District officials said Monday night that they’re gathering more information for Board of Education members before the elected group votes formally on whether to allow a K-9 dog in New Canaan Public Schools.
Some Board of Ed members last month voiced concerns over the prospect of adopting a new policy whereby police could be invited by the district to bring a drug-sniffing dog into a school.
Since then, administrators have received “a couple of questions from the Board,” Superintendent of Schools Dr. Bryan Luizzi said during a regular meeting of the Board of Ed.
“One, for instance, around how many school districts in our [District Reference Group] have such a policy, things like that,” Luizzi said during the meeting, held in the Wagner Room at New Canaan High School.
“We expanded it a little bit just to look around, we asked nine other districts, and it’s not helpful at all in that four of them do not have a policy and five of them do. Pretty much down middle. So we are continuing to develop some more information around this and I think that more conversation is in order for the board and for the administration as we continue to move forward.”
The district intends to “find and develop ways to gather some feedback from the community, those who would be impacted by such a policy,” Luizzi said.
He continued: “I’ll share with them some information from other districts that may or may not have this, maybe have some experts speak as well in the legal system, about the outcome, the results, the processes that go with this, so that the Board can make the most well-informed decision possible prior to having it on the agenda. So we are working on what that process would look like and will be sharing it with the Board.”

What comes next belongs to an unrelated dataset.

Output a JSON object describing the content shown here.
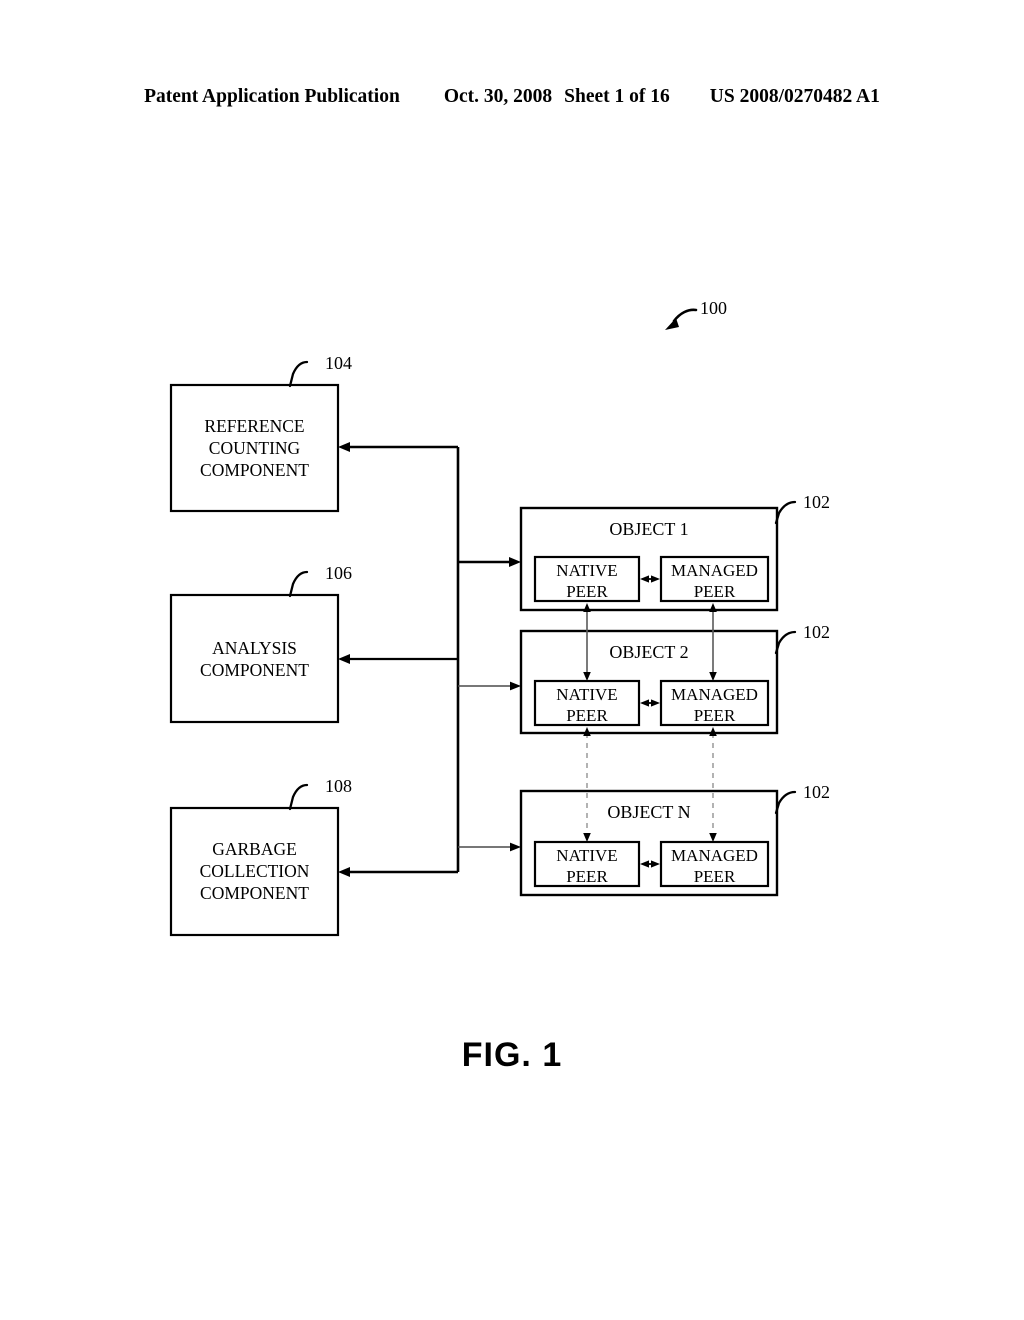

Earlier this year, the Board of Ed had been considering adopting a policy based on a template supplied by the Connecticut Association of Boards of Education that would “permit the administration to invite law enforcement agencies or other qualified agencies or individuals to search school property with dogs trained for the purpose of detecting the presence of illegal substances, when necessary to protect the health and safety of students, employees or property and to detect the presence of illegal substances or contraband, including alcohol and/or drugs.”
Both police and some residents have pushed for such a policy, and in July it appeared that the Board of Ed was nearing a vote on it. Luizzi said at the time that the policy “really speaks to a belief in the importance of having substance-free schools.”

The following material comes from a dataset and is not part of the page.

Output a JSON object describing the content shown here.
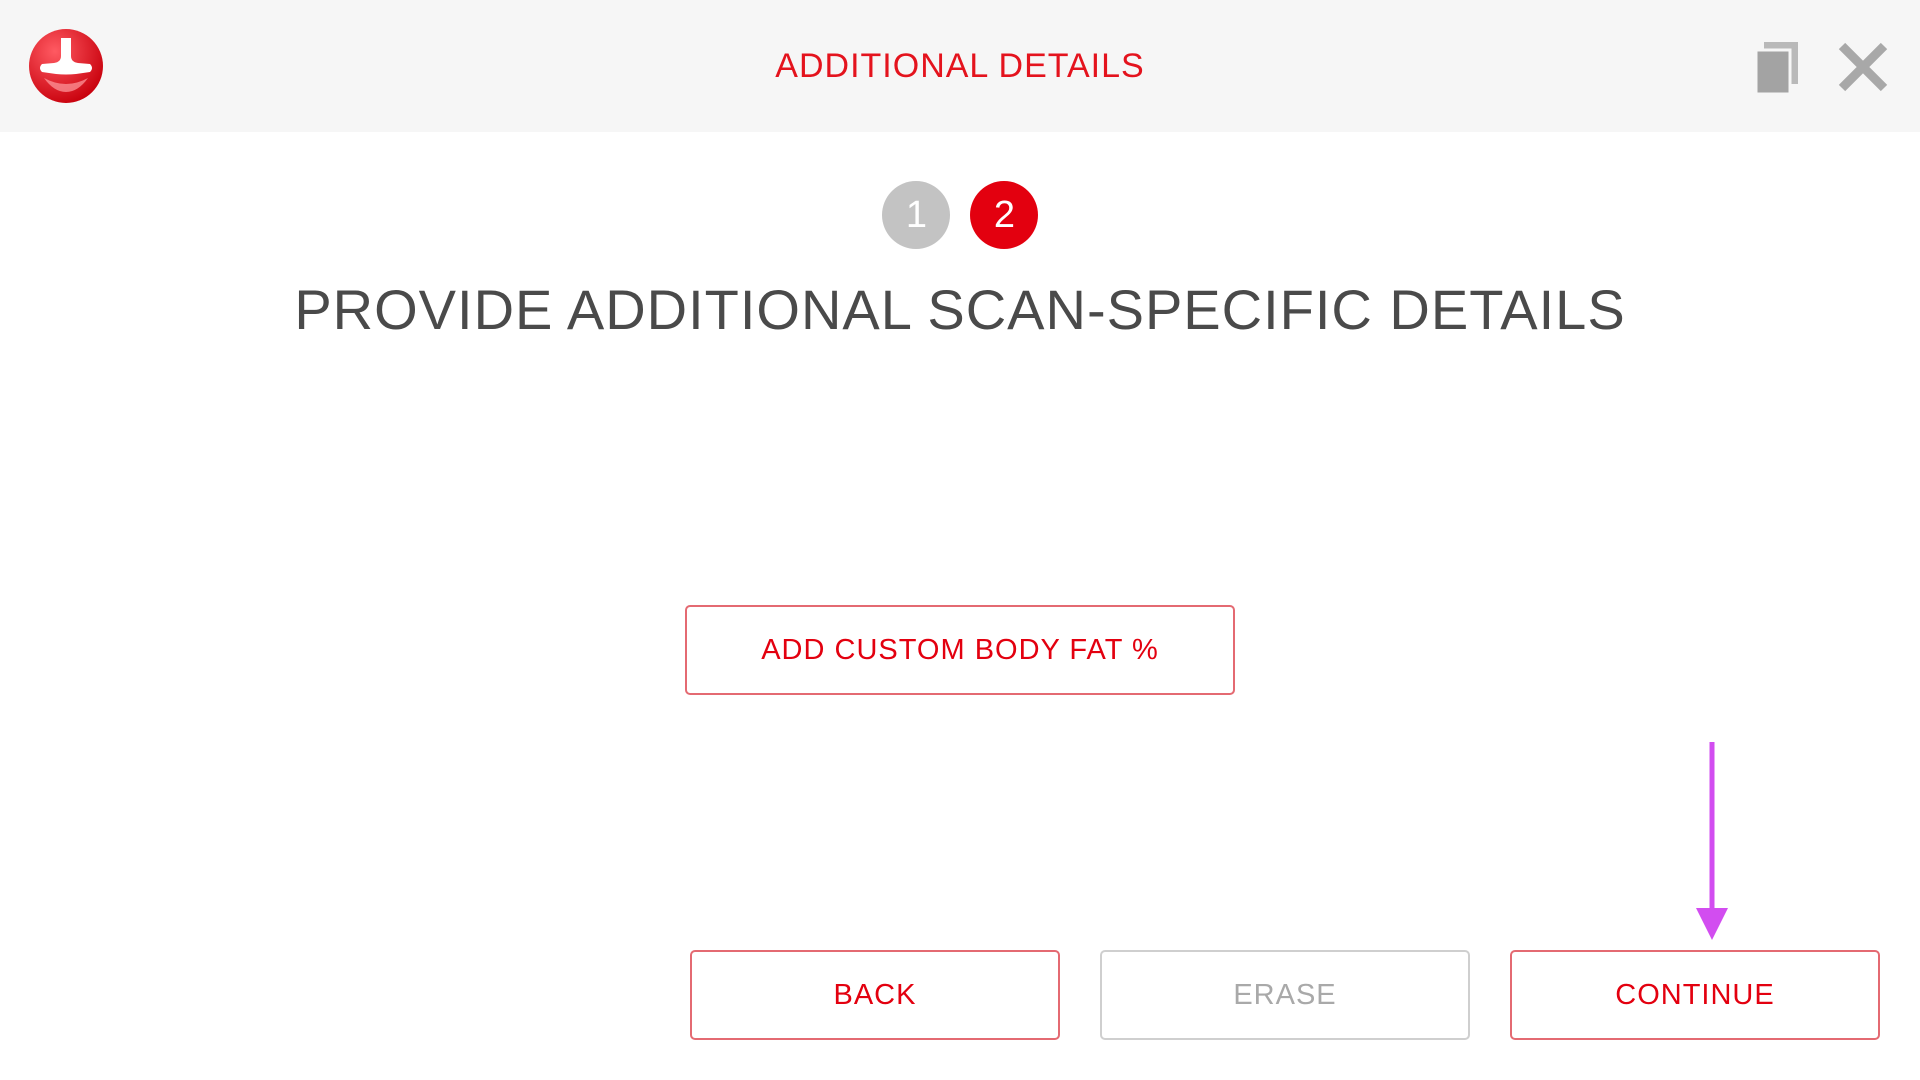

But last month, Board of Ed Chair Dionna Carlson said she had open questions and concerns about how such a policy could alter the lives of students.
Luizzi’s comments during Monday’s meeting came in response to a request from Board of Ed member Sheri West for an update. Referring to official minutes, West noted that the school board at its August meeting had said it would take up the question of allowing a K-9 dog in schools, but had made no mention of it as the 90-minute meeting wound down.